A sneakered foot kicked away the garden saw. It landed with a clatter against the wall.
He slapped her. “I told you not to move!”
“No!” She rolled to her side.
“I warned you, bitch.”
Her face stung with fiery needles. Damn. She’d been so close. Tears burned, but she refused to let him see weakness.
He yanked at her hands and checked the rope. Unfortunately it was still whole. From somewhere he produced another length of the braided fiber. “Now you’ll stay put.”
While he bound her ankles together, she searched for flaws in his plan. “How will you explain my being tied up? Will you untie me after you knock me out?”
“I could untie you, but I don’t think I will. Markos was right about you being clever.” He twisted the cap off the lantern fuel can and grinned with satisfaction. “Those are custom-made paper ropes.
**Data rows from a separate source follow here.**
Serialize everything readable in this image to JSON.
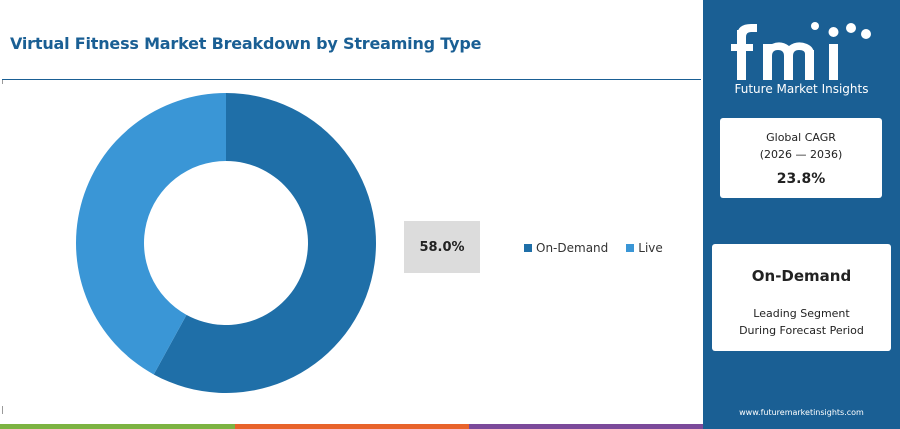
{
  "chart_data": {
    "type": "pie",
    "title": "Virtual Fitness Market Breakdown by Streaming Type",
    "categories": [
      "On-Demand",
      "Live"
    ],
    "values": [
      58.0,
      42.0
    ],
    "colors": [
      "#1f6fa8",
      "#3a96d6"
    ],
    "highlight_label": "58.0%",
    "legend_position": "right",
    "donut": true
  },
  "colors": {
    "brand": "#1a5f94",
    "bottom_bar": [
      "#7cb342",
      "#e8632b",
      "#7b4a9a"
    ]
  },
  "sidebar": {
    "logo_text": "fmi",
    "logo_subtitle": "Future Market Insights",
    "cagr": {
      "label": "Global CAGR",
      "period": "(2026 — 2036)",
      "value": "23.8%"
    },
    "segment": {
      "name": "On-Demand",
      "line1": "Leading Segment",
      "line2": "During Forecast Period"
    },
    "website": "www.futuremarketinsights.com"
  }
}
They leave no marks, and the fire will reduce them to unidentifiable ashes.”
He crossed the room and sprinkled the clear fluid over the cushions. The acrid petroleum smell stung her nostrils. Isaacs had once been an ATF agent, so he’d know better than most how to start a whiz-bang fire that looked accidental.
The lantern’s flame flickered and danced. It animated his shadow against the wall.
She had little time. He was going to overturn the lantern and set the shed on fire. Her only chance was the phone. She prayed Isaacs didn’t know she had it.
The serrated blade hadn’t cut through, but her efforts had stretched the rope and loosened its grip. Her pulse skipped. Spreading the fuel around occupied her captor.
Keeping an eye on him, she lowered her hands to her right side. She twisted so she could inch her right hand into her pocket. Good. She touched the device. It might save both Cole and her. She prayed he still lived.